Dans leur déclaration, les législateurs ont estimé que l’invasion potentielle aurait des “conséquences désastreuses” sur les opérations locales contre les restes de l’État islamique, ainsi que sur la crise humanitaire en Syrie.

Un responsable du Pentagone a récemment renchéri les avertissements américains.

“Nous nous opposons fermement à toute opération turque dans le nord de la Syrie et nous avons clairement fait part de nos objections à la Turquie”, a déclaré ce mois-ci Dana Stroul, secrétaire adjointe à la défense, au Washington Institute for Near East Policy. “L’Etat islamique va profiter de cette opération”.

Certains des détracteurs les plus sévères de M. Erdogan mettent en garde contre un cycle sans fin, dans lequel le dirigeant turc obtient des concessions de la part des États-Unis et d’autres alliés de l’OTAN, comme de nouveaux avions de combat et une ligne plus ferme avec les combattants de la milice kurde, avant d’intensifier ses exigences plus tard.

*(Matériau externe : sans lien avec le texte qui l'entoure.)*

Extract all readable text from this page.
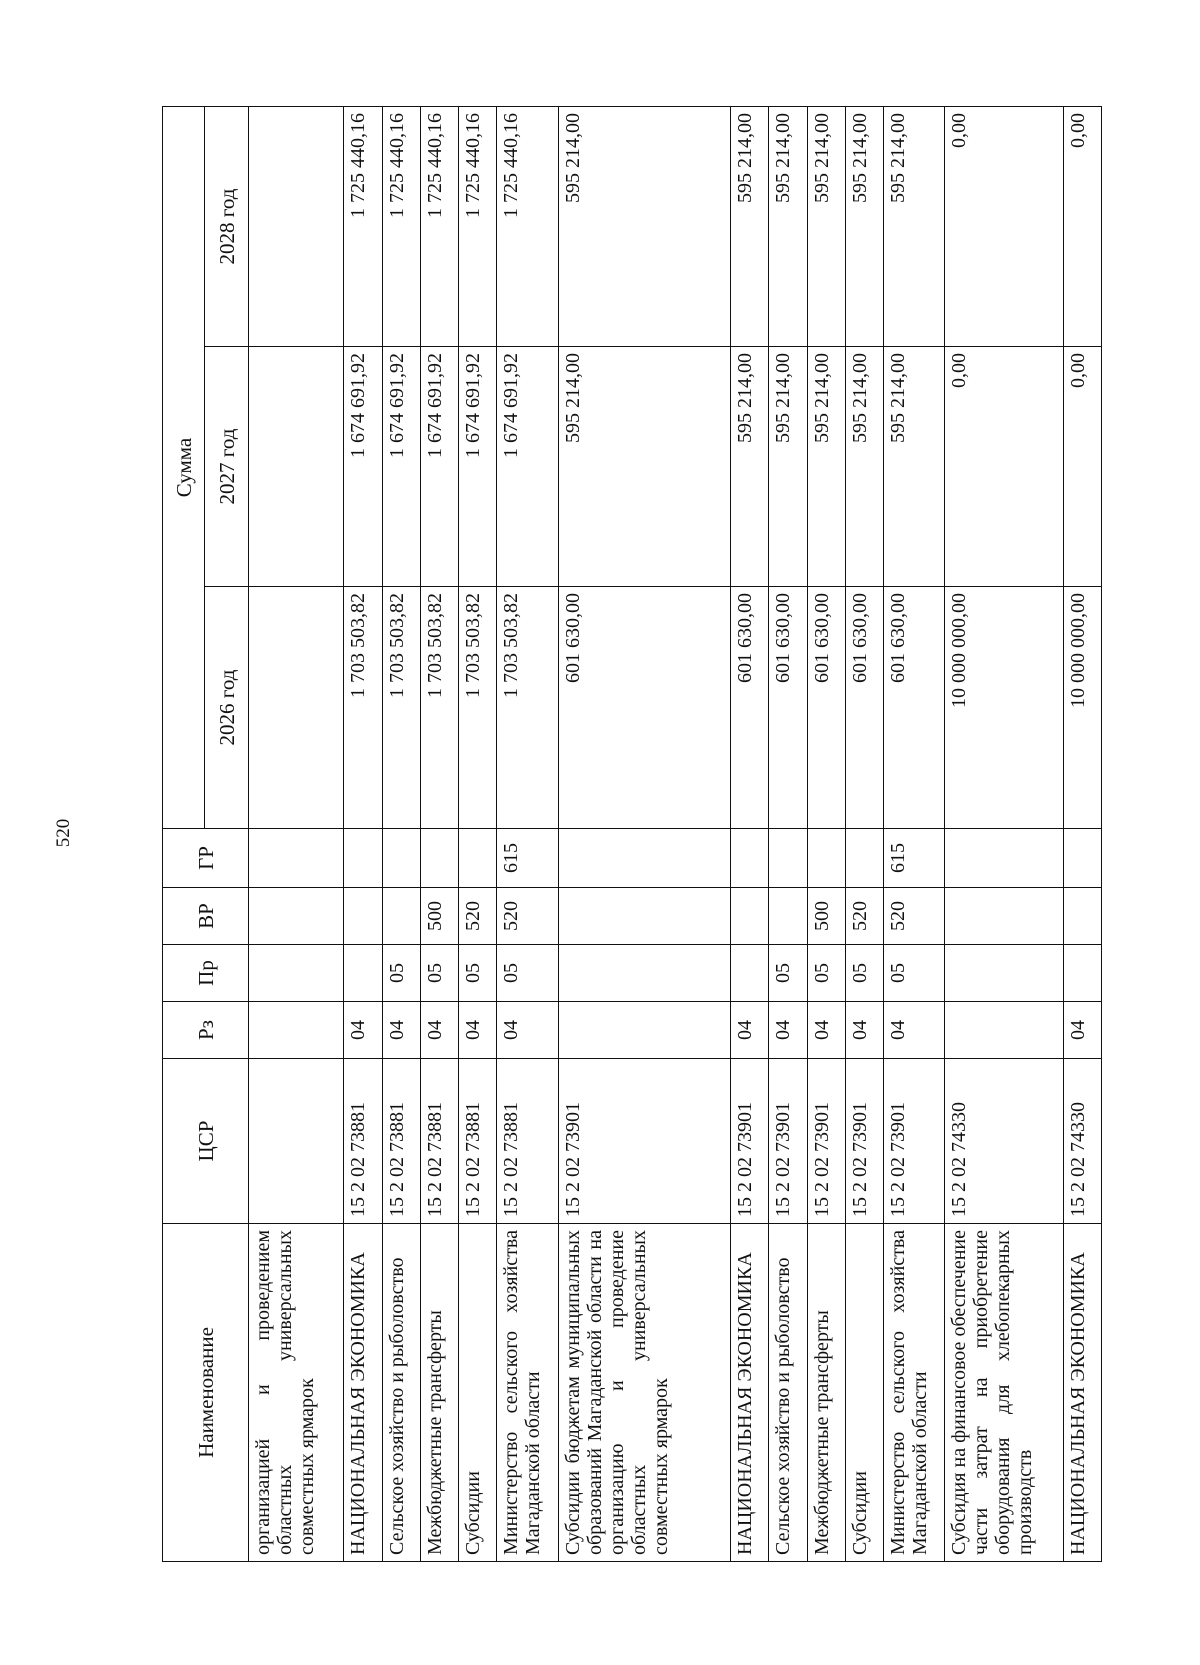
520
Наименование	ЦСР	Рз	Пр	ВР	ГР	Сумма		
						2026 год	2027 год	2028 год
организацией и проведением областных универсальных совместных ярмарок								
НАЦИОНАЛЬНАЯ ЭКОНОМИКА	15 2 02 73881	04				1 703 503,82	1 674 691,92	1 725 440,16
Сельское хозяйство и рыболовство	15 2 02 73881	04	05			1 703 503,82	1 674 691,92	1 725 440,16
Межбюджетные трансферты	15 2 02 73881	04	05	500		1 703 503,82	1 674 691,92	1 725 440,16
Субсидии	15 2 02 73881	04	05	520		1 703 503,82	1 674 691,92	1 725 440,16
Министерство сельского хозяйства Магаданской области	15 2 02 73881	04	05	520	615	1 703 503,82	1 674 691,92	1 725 440,16
Субсидии бюджетам муниципальных образований Магаданской области на организацию и проведение областных универсальных совместных ярмарок	15 2 02 73901					601 630,00	595 214,00	595 214,00
НАЦИОНАЛЬНАЯ ЭКОНОМИКА	15 2 02 73901	04				601 630,00	595 214,00	595 214,00
Сельское хозяйство и рыболовство	15 2 02 73901	04	05			601 630,00	595 214,00	595 214,00
Межбюджетные трансферты	15 2 02 73901	04	05	500		601 630,00	595 214,00	595 214,00
Субсидии	15 2 02 73901	04	05	520		601 630,00	595 214,00	595 214,00
Министерство сельского хозяйства Магаданской области	15 2 02 73901	04	05	520	615	601 630,00	595 214,00	595 214,00
Субсидия на финансовое обеспечение части затрат на приобретение оборудования для хлебопекарных производств	15 2 02 74330					10 000 000,00	0,00	0,00
НАЦИОНАЛЬНАЯ ЭКОНОМИКА	15 2 02 74330	04				10 000 000,00	0,00	0,00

“Cette danse autour du F-16 – c’est une diplomatie d’avion de chasse, et c’est un masque (pour dissimuler) ce qui est vraiment en jeu ici”, a déclaré Mark Wallace, fondateur du Turkish Democracy Project, un groupe très critique à l’égard de M. Erdogan et de son virage autocratique. “Un bon allié – et encore moins un bon allié de l’OTAN – n’utilise pas le chantage pour obtenir ce qu’il veut à des moments clés de l’histoire de l’alliance.”